MENTOR MINUTE with Jacki Zehner

Jacki Zehner, Chief Engagement Officer (CEO) of Women Moving Millions

I recently had the honor of sharing a MENTOR MINUTE dialogue with Jacki Zehner, someone I consider a role model and dear friend. As the President of The Jacquelyn and Gregory Zehner Foundation, a role she has held for the past 15 years, Jacki funds a wide variety of projects and organizations, with a particular focus on women’s rights, women’s foundations, movement building, and media.

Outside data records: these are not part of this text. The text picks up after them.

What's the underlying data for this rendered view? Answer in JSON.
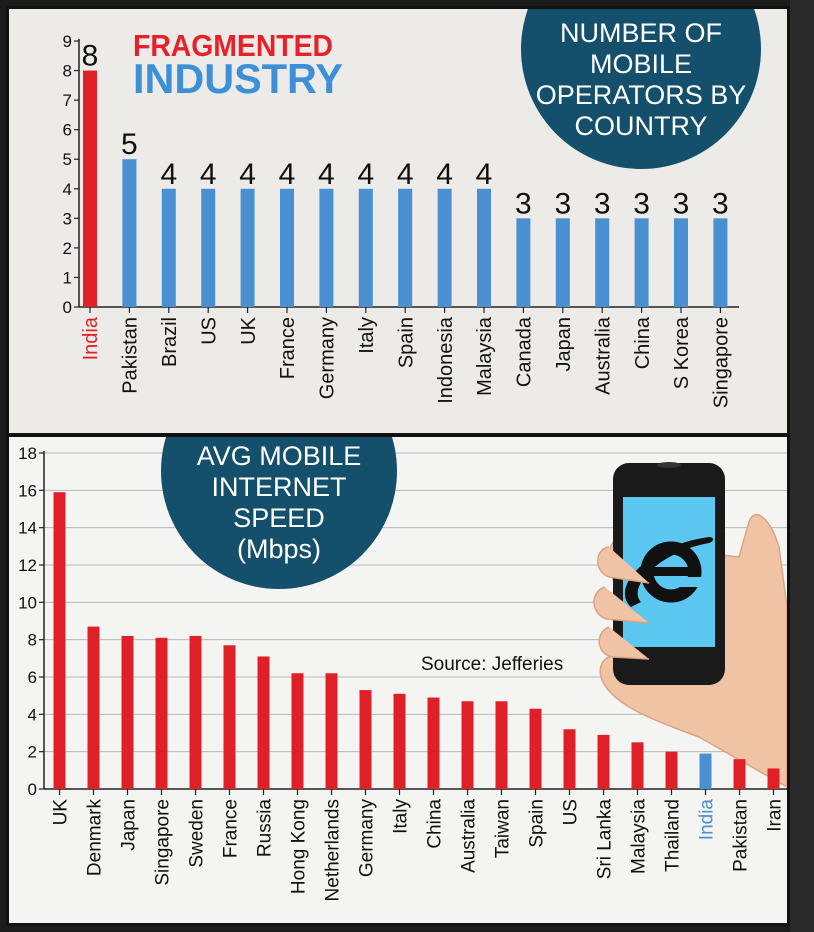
{
  "brand": {
    "title_line1": "FRAGMENTED",
    "title_line2": "INDUSTRY",
    "title_line1_color": "#e8202a",
    "title_line2_color": "#3d8fd6"
  },
  "colors": {
    "red": "#e02027",
    "blue": "#4a8fd0",
    "badge": "#14506b",
    "axis": "#222222"
  },
  "source": "Source: Jefferies",
  "chart_data": [
    {
      "type": "bar",
      "title_lines": [
        "NUMBER OF",
        "MOBILE",
        "OPERATORS BY",
        "COUNTRY"
      ],
      "categories": [
        "India",
        "Pakistan",
        "Brazil",
        "US",
        "UK",
        "France",
        "Germany",
        "Italy",
        "Spain",
        "Indonesia",
        "Malaysia",
        "Canada",
        "Japan",
        "Australia",
        "China",
        "S Korea",
        "Singapore"
      ],
      "values": [
        8,
        5,
        4,
        4,
        4,
        4,
        4,
        4,
        4,
        4,
        4,
        3,
        3,
        3,
        3,
        3,
        3
      ],
      "highlight": "India",
      "ylim": [
        0,
        9
      ],
      "yticks": [
        0,
        1,
        2,
        3,
        4,
        5,
        6,
        7,
        8,
        9
      ],
      "data_labels": true,
      "xlabel": "",
      "ylabel": ""
    },
    {
      "type": "bar",
      "title_lines": [
        "AVG MOBILE",
        "INTERNET",
        "SPEED",
        "(Mbps)"
      ],
      "categories": [
        "UK",
        "Denmark",
        "Japan",
        "Singapore",
        "Sweden",
        "France",
        "Russia",
        "Hong Kong",
        "Netherlands",
        "Germany",
        "Italy",
        "China",
        "Australia",
        "Taiwan",
        "Spain",
        "US",
        "Sri Lanka",
        "Malaysia",
        "Thailand",
        "India",
        "Pakistan",
        "Iran"
      ],
      "values": [
        15.9,
        8.7,
        8.2,
        8.1,
        8.2,
        7.7,
        7.1,
        6.2,
        6.2,
        5.3,
        5.1,
        4.9,
        4.7,
        4.7,
        4.3,
        3.2,
        2.9,
        2.5,
        2.0,
        1.9,
        1.6,
        1.1
      ],
      "highlight": "India",
      "ylim": [
        0,
        18
      ],
      "yticks": [
        0,
        2,
        4,
        6,
        8,
        10,
        12,
        14,
        16,
        18
      ],
      "data_labels": false,
      "xlabel": "",
      "ylabel": ""
    }
  ]
}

Jacki joined Women Moving Millions (WMM) as a member in 2009, and since 2012 she has served as their Chief Engagement Officer (CEO). WMM is a community of more than 250 members that have collectively given over $1 billion to organizations and programs that focus on females, making WMM the largest philanthropic network in the world of women funding women. Prior to her philanthropic focus, Jacki was a Partner and Managing Director at Goldman Sachs, where she was the youngest woman and first female trader to make partner.

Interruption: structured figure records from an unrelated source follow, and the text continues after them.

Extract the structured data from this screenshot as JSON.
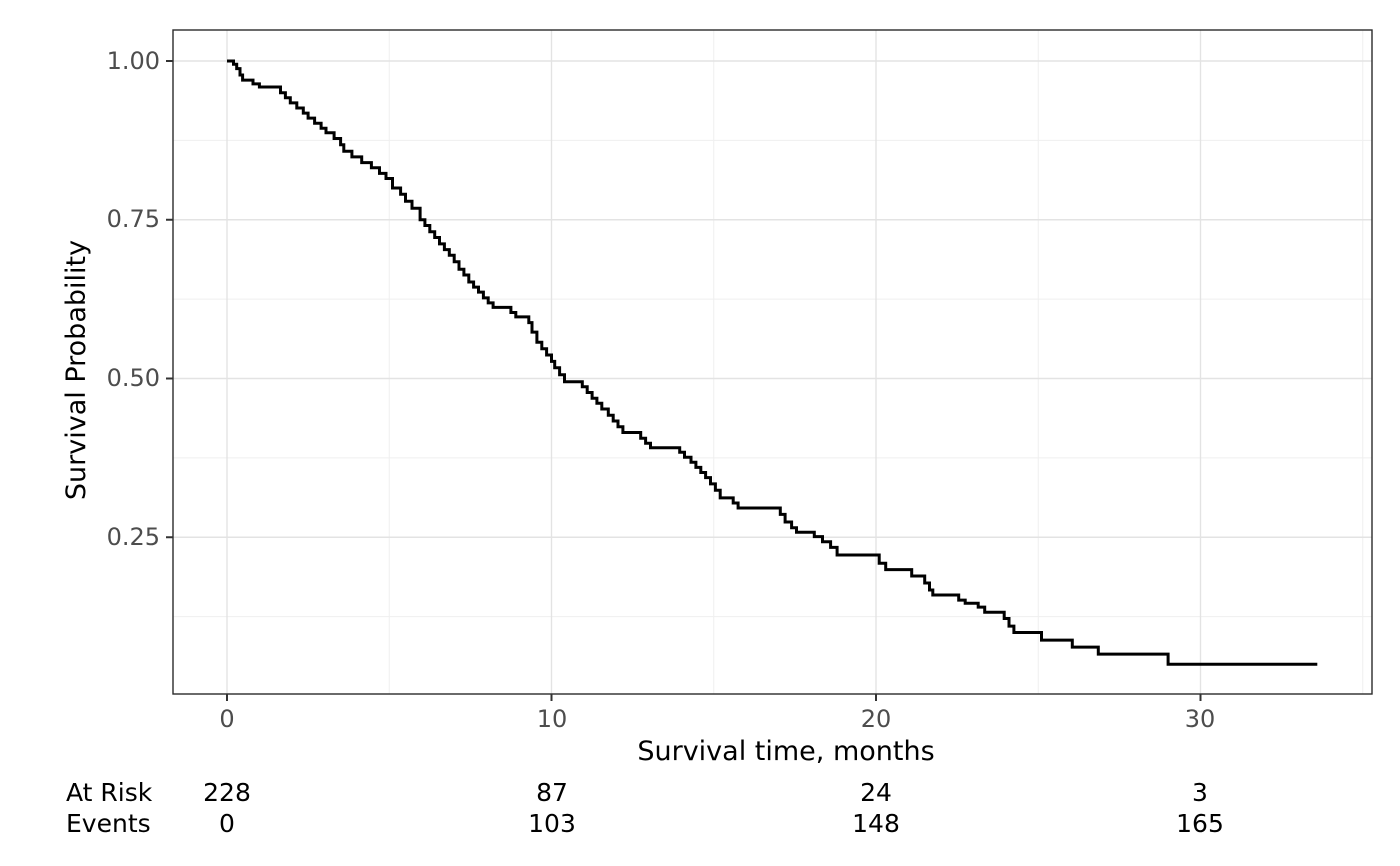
{
  "figure": {
    "colors": {
      "background": "#ffffff",
      "curve": "#000000",
      "grid_major": "#e3e3e3",
      "grid_minor": "#efefef",
      "panel_border": "#2b2b2b",
      "tick_mark": "#333333",
      "tick_label": "#4d4d4d",
      "title_text": "#000000"
    },
    "y_axis": {
      "title": "Survival Probability",
      "tick_labels": [
        "1.00",
        "0.75",
        "0.50",
        "0.25"
      ]
    },
    "x_axis": {
      "title": "Survival time, months",
      "tick_labels": [
        "0",
        "10",
        "20",
        "30"
      ]
    }
  },
  "risk_table": {
    "at_risk_label": "At Risk",
    "events_label": "Events",
    "times": [
      0,
      10,
      20,
      30
    ],
    "at_risk_values": [
      "228",
      "87",
      "24",
      "3"
    ],
    "events_values": [
      "0",
      "103",
      "148",
      "165"
    ]
  },
  "chart_data": {
    "type": "line",
    "subtype": "kaplan-meier-step-curve",
    "title": "",
    "xlabel": "Survival time, months",
    "ylabel": "Survival Probability",
    "xlim": [
      -1.7,
      35.3
    ],
    "ylim": [
      0.0,
      1.05
    ],
    "x_ticks": [
      0,
      10,
      20,
      30
    ],
    "x_minor_ticks": [
      5,
      15,
      25,
      35
    ],
    "y_ticks": [
      0.25,
      0.5,
      0.75,
      1.0
    ],
    "y_minor_ticks": [
      0.125,
      0.375,
      0.625,
      0.875
    ],
    "grid": "major and minor, light grey on white",
    "legend": "none",
    "n_subjects": 228,
    "total_events": 165,
    "end_time": 33.6,
    "at_risk": {
      "times": [
        0,
        10,
        20,
        30
      ],
      "n_risk": [
        228,
        87,
        24,
        3
      ],
      "cum_events": [
        0,
        103,
        148,
        165
      ]
    },
    "steps": [
      [
        0,
        1.0
      ],
      [
        0.2,
        0.995
      ],
      [
        0.3,
        0.988
      ],
      [
        0.4,
        0.978
      ],
      [
        0.48,
        0.97
      ],
      [
        0.8,
        0.964
      ],
      [
        1.0,
        0.959
      ],
      [
        1.65,
        0.95
      ],
      [
        1.8,
        0.942
      ],
      [
        1.95,
        0.934
      ],
      [
        2.15,
        0.926
      ],
      [
        2.35,
        0.918
      ],
      [
        2.5,
        0.91
      ],
      [
        2.7,
        0.902
      ],
      [
        2.9,
        0.894
      ],
      [
        3.05,
        0.887
      ],
      [
        3.3,
        0.878
      ],
      [
        3.5,
        0.868
      ],
      [
        3.6,
        0.858
      ],
      [
        3.85,
        0.849
      ],
      [
        4.15,
        0.84
      ],
      [
        4.45,
        0.832
      ],
      [
        4.7,
        0.823
      ],
      [
        4.9,
        0.815
      ],
      [
        5.1,
        0.8
      ],
      [
        5.35,
        0.79
      ],
      [
        5.5,
        0.779
      ],
      [
        5.7,
        0.768
      ],
      [
        5.95,
        0.75
      ],
      [
        6.1,
        0.741
      ],
      [
        6.25,
        0.731
      ],
      [
        6.4,
        0.722
      ],
      [
        6.55,
        0.712
      ],
      [
        6.7,
        0.703
      ],
      [
        6.85,
        0.694
      ],
      [
        7.0,
        0.684
      ],
      [
        7.15,
        0.672
      ],
      [
        7.3,
        0.663
      ],
      [
        7.45,
        0.652
      ],
      [
        7.6,
        0.644
      ],
      [
        7.75,
        0.636
      ],
      [
        7.9,
        0.627
      ],
      [
        8.05,
        0.619
      ],
      [
        8.2,
        0.612
      ],
      [
        8.75,
        0.604
      ],
      [
        8.9,
        0.597
      ],
      [
        9.3,
        0.588
      ],
      [
        9.4,
        0.573
      ],
      [
        9.55,
        0.557
      ],
      [
        9.7,
        0.547
      ],
      [
        9.85,
        0.537
      ],
      [
        10.0,
        0.527
      ],
      [
        10.1,
        0.517
      ],
      [
        10.25,
        0.506
      ],
      [
        10.4,
        0.495
      ],
      [
        10.95,
        0.487
      ],
      [
        11.1,
        0.478
      ],
      [
        11.25,
        0.469
      ],
      [
        11.4,
        0.461
      ],
      [
        11.55,
        0.452
      ],
      [
        11.75,
        0.442
      ],
      [
        11.9,
        0.433
      ],
      [
        12.05,
        0.424
      ],
      [
        12.2,
        0.415
      ],
      [
        12.75,
        0.406
      ],
      [
        12.9,
        0.398
      ],
      [
        13.05,
        0.391
      ],
      [
        13.95,
        0.384
      ],
      [
        14.1,
        0.376
      ],
      [
        14.3,
        0.368
      ],
      [
        14.45,
        0.36
      ],
      [
        14.6,
        0.352
      ],
      [
        14.75,
        0.344
      ],
      [
        14.9,
        0.334
      ],
      [
        15.05,
        0.324
      ],
      [
        15.2,
        0.312
      ],
      [
        15.6,
        0.304
      ],
      [
        15.75,
        0.296
      ],
      [
        17.05,
        0.286
      ],
      [
        17.2,
        0.274
      ],
      [
        17.4,
        0.265
      ],
      [
        17.55,
        0.258
      ],
      [
        18.1,
        0.251
      ],
      [
        18.35,
        0.243
      ],
      [
        18.6,
        0.234
      ],
      [
        18.8,
        0.222
      ],
      [
        20.1,
        0.209
      ],
      [
        20.3,
        0.199
      ],
      [
        21.1,
        0.189
      ],
      [
        21.5,
        0.178
      ],
      [
        21.65,
        0.167
      ],
      [
        21.75,
        0.159
      ],
      [
        22.55,
        0.151
      ],
      [
        22.75,
        0.146
      ],
      [
        23.15,
        0.14
      ],
      [
        23.35,
        0.132
      ],
      [
        23.95,
        0.122
      ],
      [
        24.1,
        0.11
      ],
      [
        24.25,
        0.1
      ],
      [
        25.1,
        0.088
      ],
      [
        26.05,
        0.077
      ],
      [
        26.85,
        0.066
      ],
      [
        29.0,
        0.05
      ]
    ]
  }
}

In addition to her work with WMM, Jacki serves on a number of boards and advisory committees, including as a Trustee of the Sundance Insitute. She is an active writer, speaker, and consultant on topics relating to women and wealth, philanthropy, and leadership. She is also a featured Influencer on LinkedIn, attracting over 350,000 subscribers to date, and has been recognized for her leadership with many awards, including being recently named to The Economist’s Global Diversity List as a top 50 diversity figure in public life, and Inside Philanthropy’s Most Powerful Women in US Philanthropy.

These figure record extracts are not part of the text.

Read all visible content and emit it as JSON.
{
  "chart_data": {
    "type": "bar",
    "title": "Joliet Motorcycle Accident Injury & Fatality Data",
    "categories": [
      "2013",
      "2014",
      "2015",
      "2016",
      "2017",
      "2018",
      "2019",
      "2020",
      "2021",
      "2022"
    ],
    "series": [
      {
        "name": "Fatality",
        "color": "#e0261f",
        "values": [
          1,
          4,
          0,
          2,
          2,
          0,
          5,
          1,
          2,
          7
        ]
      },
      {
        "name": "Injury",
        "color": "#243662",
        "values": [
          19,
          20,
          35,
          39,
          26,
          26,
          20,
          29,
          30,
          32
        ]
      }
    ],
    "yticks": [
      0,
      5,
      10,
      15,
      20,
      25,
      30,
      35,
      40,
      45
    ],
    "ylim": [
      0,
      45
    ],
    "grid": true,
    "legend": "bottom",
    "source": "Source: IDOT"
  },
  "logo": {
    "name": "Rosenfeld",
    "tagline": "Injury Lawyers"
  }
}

You can see why I wanted to feature some of her valuable insights! Here’s what we talked about:

E: What is special about this moment in the movement of capital toward women and girls?
J:
Never in the history of the world have women had the financial resources they have at this moment to align with their vision and values. Never. In addition, never has there been so much research leading us to the conclusion that if in fact there were gender parity, it would result in a much more safe and prosperous world for everyone. So bring those two facts together and it spells opportunity.

E: What causes are you currently championing?
J:
I support a broad array of organizations and projects, but if I were to answer it in the context of which two organizations currently receive my biggest investment of time and money they would be Women Moving Millions and The Sundance Institute. I support WMM because I am a philanthropic movement builder, and their work is exactly that. With Sundance I serve on the board and have always had a passion for films and storytelling. They have a specific focus on supporting women filmmakers which is so important. It is about not only the stories that are told, but who tells them.

E: How has your background as the first female trader to make partner at Goldman Sachs shaped your personal philanthropic strategy and focus?
J:
I worked in a very male dominated industry and witnessed first hand the challenges women faced in trying to succeed on Wall Street. At that time, in the mid and late 1990s, we were just beginning to create programs to address the unique needs of women and minorities. I got very active in those efforts and it sparked this interest in supporting women’s inclusion and leadership more broadly.

E: You’ve compiled the most comprehensive set of research on investing in women and girls. What themes from those findings stand out?
J:
Yes indeed I have. I am research obsessed and have read and aggregated over 300 studies that each, in their own way, make the case for supporting gender equality. The general theme is that a more gender balanced world is likely to result in better outcomes in all areas of our society — civil, political, and business. What makes me slightly insane is how anyone can look at the numbers, whether it be in violence against women, lack of political participation, lack of access to capital and so on and not say, Houston, we have a problem! Gender inequality is a big problem.

E: Explain the value of mentors and women supporting women from your experience.
J:
From the earliest days of Goldman Sachs I had amazing women mentors, and men too, that supported me on this journey to use my time, treasure, and talent to make a difference in the world.

There is no way I could do what I do without constantly being inspired by women that are doing the same. That is another reason why I love WMM so much. I have met so many women that I would have never otherwise met that share such a deep commitment using their resources in the same way I am using mine. One of my favorite words is community. Community. Community. Community.


MENTOR MINUTE is a series of interviews with inspiring people in Elizabeth’s network whose work and/or story she seeks to highlight.